In a recent twist, scam artists are using the phone to try to break into your computer. They call, claiming to be computer techs associated with well-known companies like Microsoft. They say that they’ve detected viruses or other malware on your computer to trick you into giving them remote access or paying for software you don’t need.
These scammers take advantage of your reasonable concerns about viruses and other threats. They know that computer users have heard time and again that it’s important to install security software. But the purpose behind their elaborate scheme isn’t to protect your computer; it’s to make money.
- How tech support scams work
- What to do if you get a call
- What to do if you've responded to a scam
Scammers have been peddling bogus security software for years. They set up fake websites, offer free "security" scans, and send alarming messages to try to convince you that your computer is infected. Then, they try to sell you software to fix the problem. At best, the software is worthless or available elsewhere for free. At worst, it could be malware — software designed to give criminals access to your computer and your personal information.
The latest version of the scam begins with a phone call. Scammers can get your name and other basic information from public directories. They might even guess what computer software you're using.
Once they have you on the phone, they often try to gain your trust by pretending to be associated with well-known companies or confusing you with a barrage of technical terms. They may ask you to go to your computer and perform a series of complex tasks. Sometimes, they target legitimate computer files and claim that they are viruses. Their tactics are designed to scare you into believing they can help fix your "problem."
Once they’ve gained your trust, they may:
- ask you to give them remote access to your computer and then make changes to your settings that could leave your computer vulnerable
- try to enroll you in a worthless computer maintenance or warranty program
- ask for credit card information so they can bill you for phony services — or services you could get elsewhere for free
- trick you into installing malware that could steal sensitive data, like user names and passwords
- direct you to websites and ask you to enter your credit card number and other personal information
Regardless of the tactics they use, they have one purpose: to make money.
If You Get a Call
If you get a call from someone who claims to be a tech support person, hang up and call the company yourself on a phone number you know to be genuine. A caller who creates a sense of urgency or uses high-pressure tactics is probably a scam artist.

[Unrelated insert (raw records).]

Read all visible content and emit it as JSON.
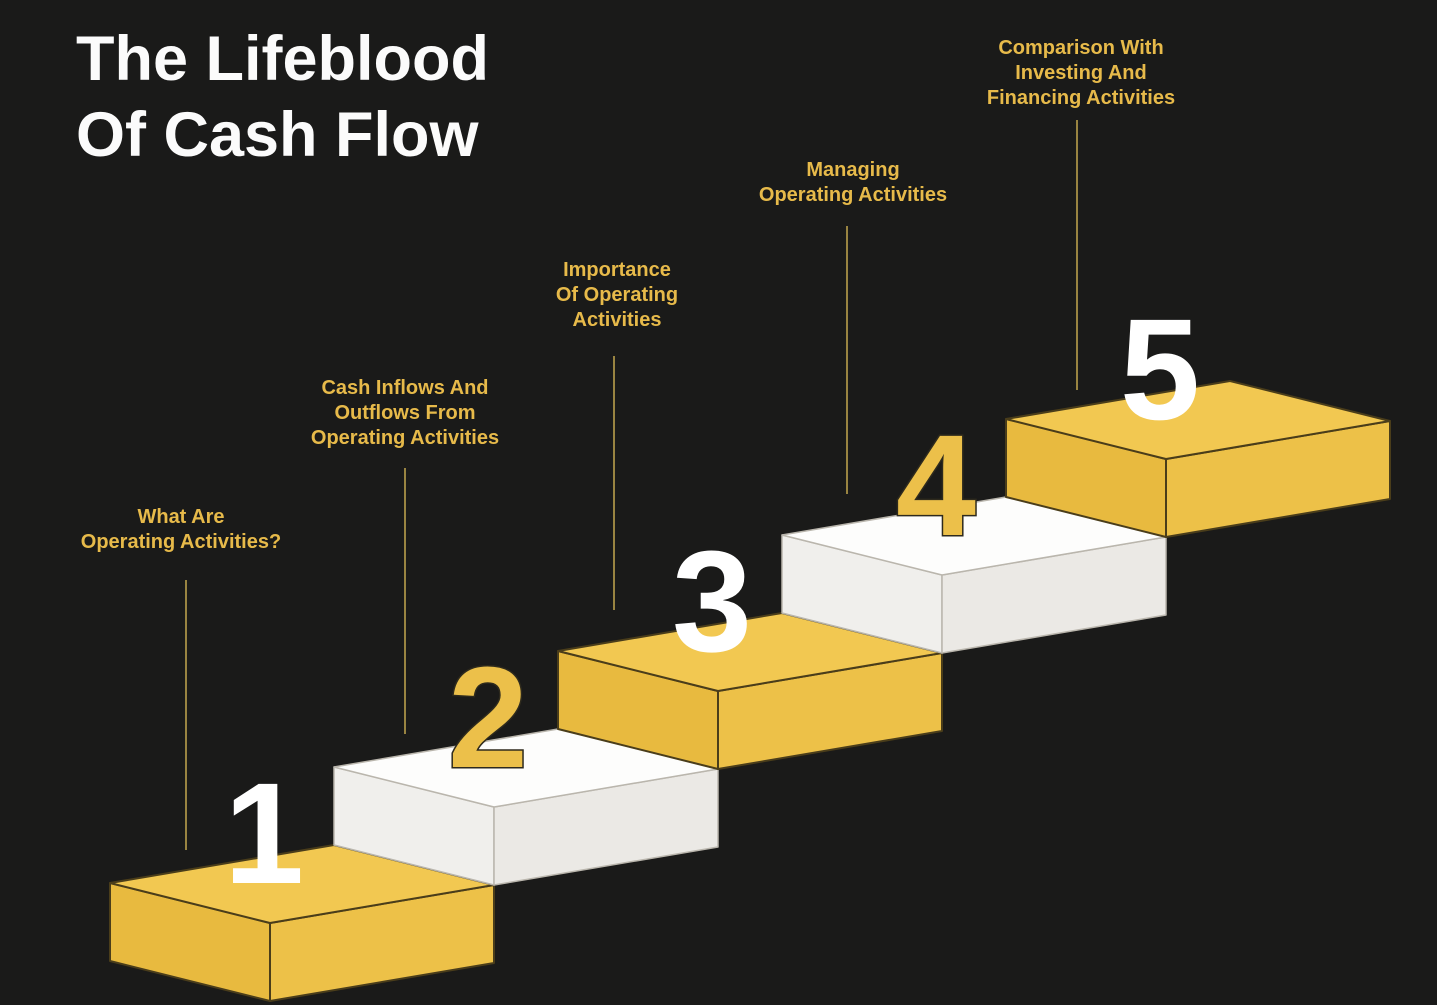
{
  "title": "The Lifeblood\nOf Cash Flow",
  "colors": {
    "background": "#1A1A19",
    "title_text": "#FBFBFB",
    "label_text": "#E7BA4A",
    "connector_line": "#998441",
    "yellow_step": {
      "top": "#F2C851",
      "left": "#E8BA3F",
      "right": "#EDC148",
      "outline": "#4A3D1A"
    },
    "white_step": {
      "top": "#FDFDFC",
      "left": "#F0EFEC",
      "right": "#EBE9E5",
      "outline": "#BAB6AD"
    },
    "number_white": "#FFFFFF",
    "number_yellow": "#ECC04A",
    "number_outline": "#2E2A1D"
  },
  "steps": [
    {
      "number": "1",
      "label": "What Are\nOperating Activities?",
      "step_color": "yellow",
      "number_color": "white"
    },
    {
      "number": "2",
      "label": "Cash Inflows And\nOutflows From\nOperating Activities",
      "step_color": "white",
      "number_color": "yellow"
    },
    {
      "number": "3",
      "label": "Importance\nOf Operating\nActivities",
      "step_color": "yellow",
      "number_color": "white"
    },
    {
      "number": "4",
      "label": "Managing\nOperating Activities",
      "step_color": "white",
      "number_color": "yellow"
    },
    {
      "number": "5",
      "label": "Comparison With\nInvesting And\nFinancing Activities",
      "step_color": "yellow",
      "number_color": "white"
    }
  ]
}
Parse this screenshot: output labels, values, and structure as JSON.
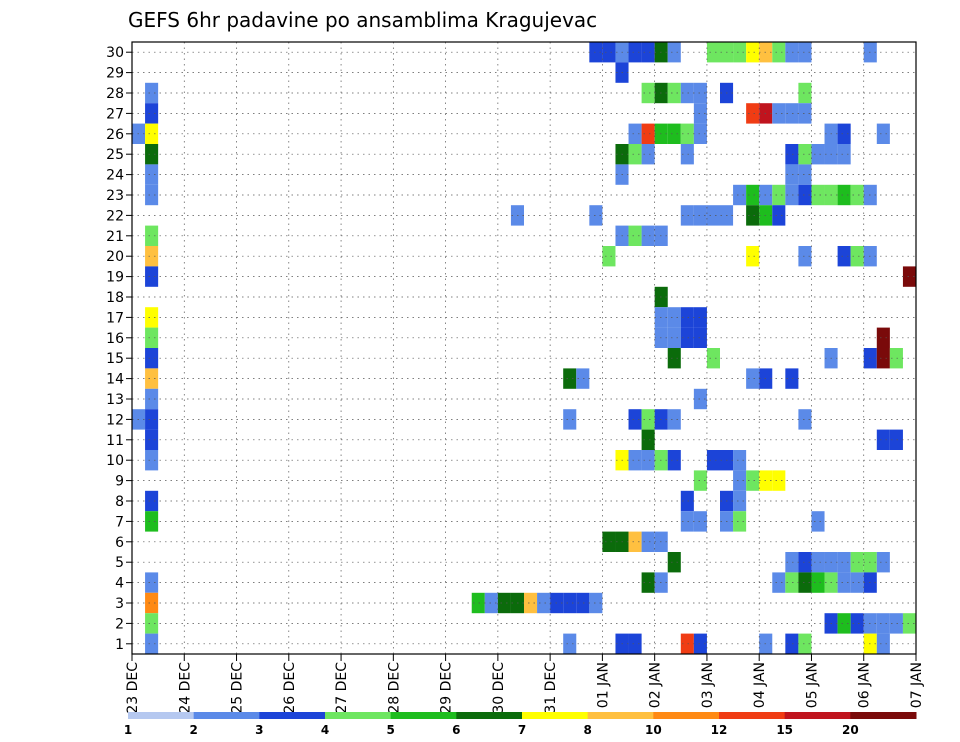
{
  "chart_data": {
    "type": "heatmap",
    "title": "GEFS 6hr padavine po ansamblima Kragujevac",
    "y_tick_labels": [
      "1",
      "2",
      "3",
      "4",
      "5",
      "6",
      "7",
      "8",
      "9",
      "10",
      "11",
      "12",
      "13",
      "14",
      "15",
      "16",
      "17",
      "18",
      "19",
      "20",
      "21",
      "22",
      "23",
      "24",
      "25",
      "26",
      "27",
      "28",
      "29",
      "30"
    ],
    "x_tick_labels": [
      "23 DEC",
      "24 DEC",
      "25 DEC",
      "26 DEC",
      "27 DEC",
      "28 DEC",
      "29 DEC",
      "30 DEC",
      "31 DEC",
      "01 JAN",
      "02 JAN",
      "03 JAN",
      "04 JAN",
      "05 JAN",
      "06 JAN",
      "07 JAN"
    ],
    "steps_per_day": 4,
    "n_steps": 60,
    "colorbar": {
      "labels": [
        "1",
        "2",
        "3",
        "4",
        "5",
        "6",
        "7",
        "8",
        "10",
        "12",
        "15",
        "20"
      ],
      "colors": [
        "#b5c8f0",
        "#5b8ae8",
        "#1c44d8",
        "#6ee660",
        "#1ebd1e",
        "#0b6b0b",
        "#ffff00",
        "#ffc040",
        "#ff8a14",
        "#f03c14",
        "#c0141e",
        "#7a0a0a"
      ]
    },
    "cells": [
      [
        30,
        35,
        2
      ],
      [
        30,
        36,
        2
      ],
      [
        30,
        37,
        1
      ],
      [
        30,
        38,
        2
      ],
      [
        30,
        39,
        2
      ],
      [
        30,
        40,
        5
      ],
      [
        30,
        41,
        1
      ],
      [
        30,
        44,
        3
      ],
      [
        30,
        45,
        3
      ],
      [
        30,
        46,
        3
      ],
      [
        30,
        47,
        6
      ],
      [
        30,
        48,
        7
      ],
      [
        30,
        49,
        3
      ],
      [
        30,
        50,
        1
      ],
      [
        30,
        51,
        1
      ],
      [
        30,
        56,
        1
      ],
      [
        29,
        37,
        2
      ],
      [
        28,
        1,
        1
      ],
      [
        28,
        39,
        3
      ],
      [
        28,
        40,
        5
      ],
      [
        28,
        41,
        3
      ],
      [
        28,
        42,
        1
      ],
      [
        28,
        43,
        1
      ],
      [
        28,
        45,
        2
      ],
      [
        28,
        51,
        3
      ],
      [
        27,
        1,
        2
      ],
      [
        27,
        43,
        1
      ],
      [
        27,
        47,
        9
      ],
      [
        27,
        48,
        10
      ],
      [
        27,
        49,
        1
      ],
      [
        27,
        50,
        1
      ],
      [
        27,
        51,
        1
      ],
      [
        26,
        0,
        1
      ],
      [
        26,
        1,
        6
      ],
      [
        26,
        38,
        1
      ],
      [
        26,
        39,
        9
      ],
      [
        26,
        40,
        4
      ],
      [
        26,
        41,
        4
      ],
      [
        26,
        42,
        3
      ],
      [
        26,
        43,
        1
      ],
      [
        26,
        53,
        1
      ],
      [
        26,
        54,
        2
      ],
      [
        26,
        57,
        1
      ],
      [
        25,
        1,
        5
      ],
      [
        25,
        37,
        5
      ],
      [
        25,
        38,
        3
      ],
      [
        25,
        39,
        1
      ],
      [
        25,
        42,
        1
      ],
      [
        25,
        50,
        2
      ],
      [
        25,
        51,
        3
      ],
      [
        25,
        52,
        1
      ],
      [
        25,
        53,
        1
      ],
      [
        25,
        54,
        1
      ],
      [
        24,
        1,
        1
      ],
      [
        24,
        37,
        1
      ],
      [
        24,
        50,
        1
      ],
      [
        24,
        51,
        1
      ],
      [
        23,
        1,
        1
      ],
      [
        23,
        46,
        1
      ],
      [
        23,
        47,
        4
      ],
      [
        23,
        48,
        1
      ],
      [
        23,
        49,
        3
      ],
      [
        23,
        50,
        1
      ],
      [
        23,
        51,
        2
      ],
      [
        23,
        52,
        3
      ],
      [
        23,
        53,
        3
      ],
      [
        23,
        54,
        4
      ],
      [
        23,
        55,
        3
      ],
      [
        23,
        56,
        1
      ],
      [
        22,
        29,
        1
      ],
      [
        22,
        35,
        1
      ],
      [
        22,
        42,
        1
      ],
      [
        22,
        43,
        1
      ],
      [
        22,
        44,
        1
      ],
      [
        22,
        45,
        1
      ],
      [
        22,
        47,
        5
      ],
      [
        22,
        48,
        4
      ],
      [
        22,
        49,
        2
      ],
      [
        21,
        1,
        3
      ],
      [
        21,
        37,
        1
      ],
      [
        21,
        38,
        3
      ],
      [
        21,
        39,
        1
      ],
      [
        21,
        40,
        1
      ],
      [
        20,
        1,
        7
      ],
      [
        20,
        36,
        3
      ],
      [
        20,
        47,
        6
      ],
      [
        20,
        51,
        1
      ],
      [
        20,
        54,
        2
      ],
      [
        20,
        55,
        3
      ],
      [
        20,
        56,
        1
      ],
      [
        19,
        1,
        2
      ],
      [
        19,
        59,
        11
      ],
      [
        18,
        40,
        5
      ],
      [
        17,
        1,
        6
      ],
      [
        17,
        40,
        1
      ],
      [
        17,
        41,
        1
      ],
      [
        17,
        42,
        2
      ],
      [
        17,
        43,
        2
      ],
      [
        16,
        1,
        3
      ],
      [
        16,
        40,
        1
      ],
      [
        16,
        41,
        1
      ],
      [
        16,
        42,
        2
      ],
      [
        16,
        43,
        2
      ],
      [
        16,
        57,
        11
      ],
      [
        15,
        1,
        2
      ],
      [
        15,
        41,
        5
      ],
      [
        15,
        44,
        3
      ],
      [
        15,
        53,
        1
      ],
      [
        15,
        56,
        2
      ],
      [
        15,
        57,
        11
      ],
      [
        15,
        58,
        3
      ],
      [
        14,
        1,
        7
      ],
      [
        14,
        33,
        5
      ],
      [
        14,
        34,
        1
      ],
      [
        14,
        47,
        1
      ],
      [
        14,
        48,
        2
      ],
      [
        14,
        50,
        2
      ],
      [
        13,
        1,
        1
      ],
      [
        13,
        43,
        1
      ],
      [
        12,
        0,
        1
      ],
      [
        12,
        1,
        2
      ],
      [
        12,
        33,
        1
      ],
      [
        12,
        38,
        2
      ],
      [
        12,
        39,
        3
      ],
      [
        12,
        40,
        2
      ],
      [
        12,
        41,
        1
      ],
      [
        12,
        51,
        1
      ],
      [
        11,
        1,
        2
      ],
      [
        11,
        39,
        5
      ],
      [
        11,
        57,
        2
      ],
      [
        11,
        58,
        2
      ],
      [
        10,
        1,
        1
      ],
      [
        10,
        37,
        6
      ],
      [
        10,
        38,
        1
      ],
      [
        10,
        39,
        1
      ],
      [
        10,
        40,
        3
      ],
      [
        10,
        41,
        2
      ],
      [
        10,
        44,
        2
      ],
      [
        10,
        45,
        2
      ],
      [
        10,
        46,
        1
      ],
      [
        9,
        43,
        3
      ],
      [
        9,
        46,
        1
      ],
      [
        9,
        47,
        3
      ],
      [
        9,
        48,
        6
      ],
      [
        9,
        49,
        6
      ],
      [
        8,
        1,
        2
      ],
      [
        8,
        42,
        2
      ],
      [
        8,
        45,
        2
      ],
      [
        8,
        46,
        1
      ],
      [
        7,
        1,
        4
      ],
      [
        7,
        42,
        1
      ],
      [
        7,
        43,
        1
      ],
      [
        7,
        45,
        1
      ],
      [
        7,
        46,
        3
      ],
      [
        7,
        52,
        1
      ],
      [
        6,
        36,
        5
      ],
      [
        6,
        37,
        5
      ],
      [
        6,
        38,
        7
      ],
      [
        6,
        39,
        1
      ],
      [
        6,
        40,
        1
      ],
      [
        5,
        41,
        5
      ],
      [
        5,
        50,
        1
      ],
      [
        5,
        51,
        2
      ],
      [
        5,
        52,
        1
      ],
      [
        5,
        53,
        1
      ],
      [
        5,
        54,
        1
      ],
      [
        5,
        55,
        3
      ],
      [
        5,
        56,
        3
      ],
      [
        5,
        57,
        1
      ],
      [
        4,
        1,
        1
      ],
      [
        4,
        39,
        5
      ],
      [
        4,
        40,
        1
      ],
      [
        4,
        49,
        1
      ],
      [
        4,
        50,
        3
      ],
      [
        4,
        51,
        5
      ],
      [
        4,
        52,
        4
      ],
      [
        4,
        53,
        3
      ],
      [
        4,
        54,
        1
      ],
      [
        4,
        55,
        1
      ],
      [
        4,
        56,
        2
      ],
      [
        3,
        1,
        8
      ],
      [
        3,
        26,
        4
      ],
      [
        3,
        27,
        1
      ],
      [
        3,
        28,
        5
      ],
      [
        3,
        29,
        5
      ],
      [
        3,
        30,
        7
      ],
      [
        3,
        31,
        1
      ],
      [
        3,
        32,
        2
      ],
      [
        3,
        33,
        2
      ],
      [
        3,
        34,
        2
      ],
      [
        3,
        35,
        1
      ],
      [
        2,
        1,
        3
      ],
      [
        2,
        53,
        2
      ],
      [
        2,
        54,
        4
      ],
      [
        2,
        55,
        2
      ],
      [
        2,
        56,
        1
      ],
      [
        2,
        57,
        1
      ],
      [
        2,
        58,
        1
      ],
      [
        2,
        59,
        3
      ],
      [
        1,
        1,
        1
      ],
      [
        1,
        33,
        1
      ],
      [
        1,
        37,
        2
      ],
      [
        1,
        38,
        2
      ],
      [
        1,
        42,
        9
      ],
      [
        1,
        43,
        2
      ],
      [
        1,
        48,
        1
      ],
      [
        1,
        50,
        2
      ],
      [
        1,
        51,
        3
      ],
      [
        1,
        56,
        6
      ],
      [
        1,
        57,
        1
      ]
    ]
  }
}
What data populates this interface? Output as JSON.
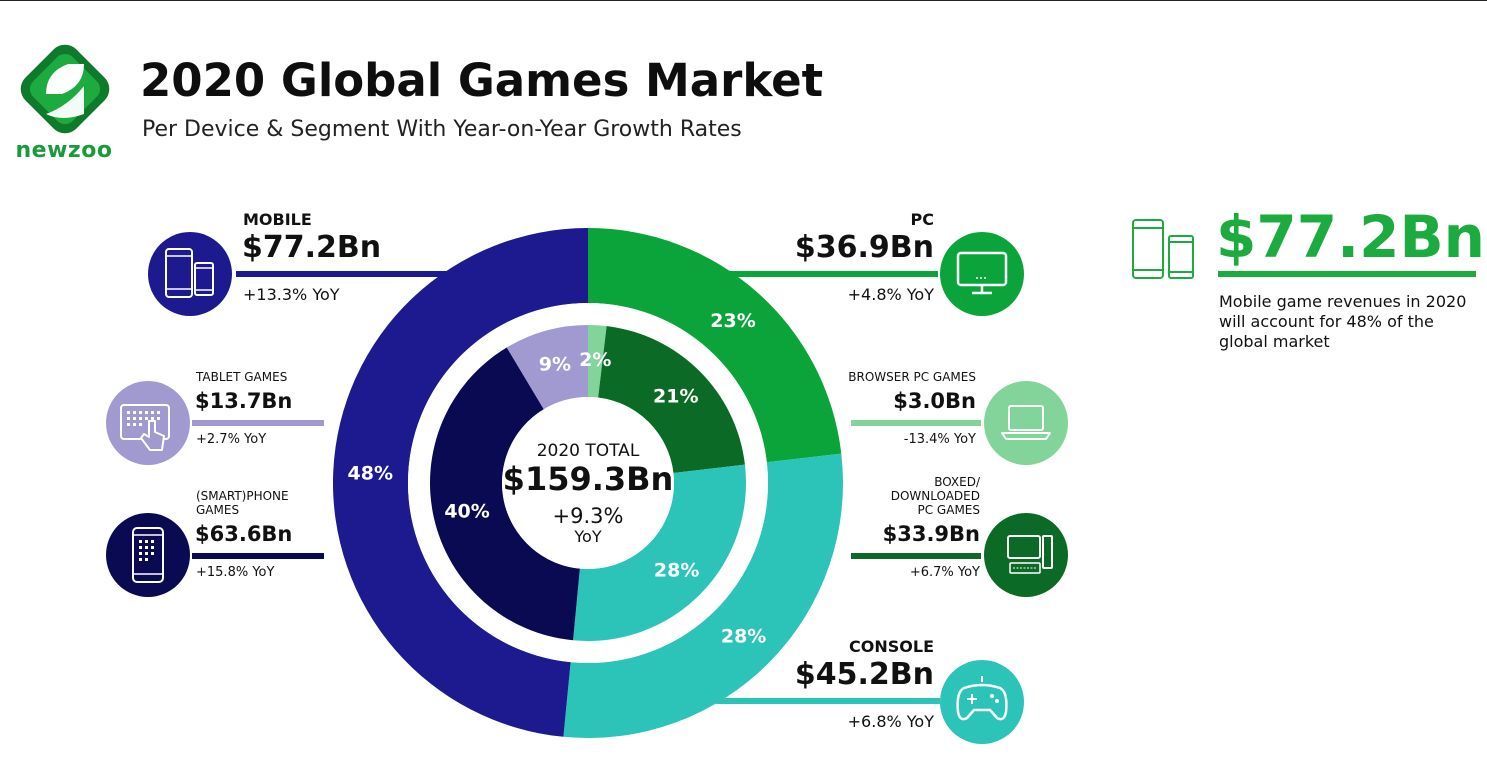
{
  "brand": {
    "name": "newzoo",
    "colors": {
      "green": "#1bab3f",
      "dark_green": "#0e7a2b"
    }
  },
  "header": {
    "title": "2020 Global Games Market",
    "subtitle": "Per Device & Segment With Year-on-Year Growth Rates"
  },
  "chart_data": {
    "type": "pie",
    "style": "two-ring donut",
    "center": {
      "title": "2020 TOTAL",
      "value": "$159.3Bn",
      "yoy": "+9.3%",
      "yoy_unit": "YoY"
    },
    "outer_ring": [
      {
        "name": "MOBILE",
        "value": 77.2,
        "value_label": "$77.2Bn",
        "yoy": "+13.3% YoY",
        "share": 48,
        "share_label": "48%",
        "color": "#1c1a8e",
        "icon": "mobile-devices-icon"
      },
      {
        "name": "PC",
        "value": 36.9,
        "value_label": "$36.9Bn",
        "yoy": "+4.8% YoY",
        "share": 23,
        "share_label": "23%",
        "color": "#0aa43a",
        "icon": "monitor-icon"
      },
      {
        "name": "CONSOLE",
        "value": 45.2,
        "value_label": "$45.2Bn",
        "yoy": "+6.8% YoY",
        "share": 28,
        "share_label": "28%",
        "color": "#2cc4b8",
        "icon": "gamepad-icon"
      }
    ],
    "inner_ring": [
      {
        "name": "(SMART)PHONE GAMES",
        "name_lines": [
          "(SMART)PHONE",
          "GAMES"
        ],
        "value": 63.6,
        "value_label": "$63.6Bn",
        "yoy": "+15.8% YoY",
        "share": 40,
        "share_label": "40%",
        "color": "#0a0a52",
        "icon": "smartphone-icon"
      },
      {
        "name": "TABLET GAMES",
        "name_lines": [
          "TABLET GAMES"
        ],
        "value": 13.7,
        "value_label": "$13.7Bn",
        "yoy": "+2.7% YoY",
        "share": 9,
        "share_label": "9%",
        "color": "#a19ad1",
        "icon": "tablet-touch-icon"
      },
      {
        "name": "BROWSER PC GAMES",
        "name_lines": [
          "BROWSER PC GAMES"
        ],
        "value": 3.0,
        "value_label": "$3.0Bn",
        "yoy": "-13.4% YoY",
        "share": 2,
        "share_label": "2%",
        "color": "#82d49a",
        "icon": "laptop-icon"
      },
      {
        "name": "BOXED/DOWNLOADED PC GAMES",
        "name_lines": [
          "BOXED/",
          "DOWNLOADED",
          "PC GAMES"
        ],
        "value": 33.9,
        "value_label": "$33.9Bn",
        "yoy": "+6.7% YoY",
        "share": 21,
        "share_label": "21%",
        "color": "#0b6a25",
        "icon": "desktop-pc-icon"
      },
      {
        "name": "CONSOLE",
        "value": 45.2,
        "share": 28,
        "share_label": "28%",
        "color": "#2cc4b8"
      }
    ]
  },
  "callout": {
    "value": "$77.2Bn",
    "text": "Mobile game revenues in 2020 will account for 48% of the global market",
    "icon": "mobile-devices-icon"
  }
}
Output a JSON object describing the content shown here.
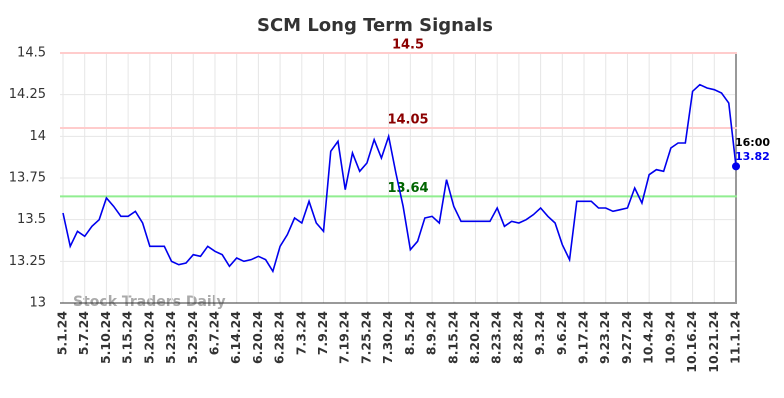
{
  "chart_data": {
    "type": "line",
    "title": "SCM Long Term Signals",
    "categories": [
      "5.1.24",
      null,
      null,
      "5.7.24",
      null,
      null,
      "5.10.24",
      null,
      null,
      "5.15.24",
      null,
      null,
      "5.20.24",
      null,
      null,
      "5.23.24",
      null,
      null,
      "5.29.24",
      null,
      null,
      "6.7.24",
      null,
      null,
      "6.14.24",
      null,
      null,
      "6.20.24",
      null,
      null,
      "6.28.24",
      null,
      null,
      "7.3.24",
      null,
      null,
      "7.9.24",
      null,
      null,
      "7.19.24",
      null,
      null,
      "7.25.24",
      null,
      null,
      "7.30.24",
      null,
      null,
      "8.5.24",
      null,
      null,
      "8.9.24",
      null,
      null,
      "8.15.24",
      null,
      null,
      "8.20.24",
      null,
      null,
      "8.23.24",
      null,
      null,
      "8.28.24",
      null,
      null,
      "9.3.24",
      null,
      null,
      "9.6.24",
      null,
      null,
      "9.17.24",
      null,
      null,
      "9.23.24",
      null,
      null,
      "9.27.24",
      null,
      null,
      "10.4.24",
      null,
      null,
      "10.9.24",
      null,
      null,
      "10.16.24",
      null,
      null,
      "10.21.24",
      null,
      null,
      "11.1.24"
    ],
    "values": [
      13.54,
      13.34,
      13.43,
      13.4,
      13.46,
      13.5,
      13.63,
      13.58,
      13.52,
      13.52,
      13.55,
      13.48,
      13.34,
      13.34,
      13.34,
      13.25,
      13.23,
      13.24,
      13.29,
      13.28,
      13.34,
      13.31,
      13.29,
      13.22,
      13.27,
      13.25,
      13.26,
      13.28,
      13.26,
      13.19,
      13.34,
      13.41,
      13.51,
      13.48,
      13.61,
      13.48,
      13.43,
      13.91,
      13.97,
      13.68,
      13.9,
      13.79,
      13.84,
      13.98,
      13.87,
      14.0,
      13.78,
      13.58,
      13.32,
      13.37,
      13.51,
      13.52,
      13.48,
      13.74,
      13.58,
      13.49,
      13.49,
      13.49,
      13.49,
      13.49,
      13.57,
      13.46,
      13.49,
      13.48,
      13.5,
      13.53,
      13.57,
      13.52,
      13.48,
      13.35,
      13.26,
      13.61,
      13.61,
      13.61,
      13.57,
      13.57,
      13.55,
      13.56,
      13.57,
      13.69,
      13.6,
      13.77,
      13.8,
      13.79,
      13.93,
      13.96,
      13.96,
      14.27,
      14.31,
      14.29,
      14.28,
      14.26,
      14.2,
      13.82
    ],
    "color": "#0000ee",
    "ylim": [
      13,
      14.5
    ],
    "yticks": [
      13,
      13.25,
      13.5,
      13.75,
      14,
      14.25,
      14.5
    ],
    "grid": true,
    "hlines": [
      {
        "value": 14.5,
        "color": "#ffcccc",
        "label_color": "#8b0000"
      },
      {
        "value": 14.05,
        "color": "#ffcccc",
        "label_color": "#8b0000"
      },
      {
        "value": 13.64,
        "color": "#90ee90",
        "label_color": "#006400"
      }
    ],
    "last_point": {
      "time": "16:00",
      "value": 13.82
    },
    "watermark": "Stock Traders Daily"
  }
}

Keep these other tips in mind:
- Don't give control of your computer to a third party who calls you out of the blue.
- Do not rely on caller ID alone to authenticate a caller. Criminals spoof caller ID numbers. They may appear to be calling from a legitimate company or a local number, when they’re not even in the same country as you.
- Online search results might not be the best way to find technical support or get a company's contact information. Scammers sometimes place online ads to convince you to call them. They pay to boost their ranking in search results so their websites and phone numbers appear above those of legitimate companies. If you want tech support, look for a company’s contact information on their software package or on your receipt.
- Never provide your credit card or financial information to someone who calls and claims to be from tech support.
- If a caller pressures you to buy a computer security product or says there is a subscription fee associated with the call, hang up. If you're concerned about your computer, call your security software company directly and ask for help.
- Never give your password on the phone. No legitimate organization calls you and asks for your password.
- Put your phone number on the National Do Not Call Registry, and report illegal sales calls.
If You've Responded to a Scam
If you think you might have downloaded malware from a scam site or allowed a cyber criminal to access your computer, don't panic. Instead:
- Get rid of malware. Update or download legitimate security software and scan your computer. Delete anything it identifies as a problem.
- Change any passwords that you gave out. If you use these passwords for other accounts, change those accounts, too.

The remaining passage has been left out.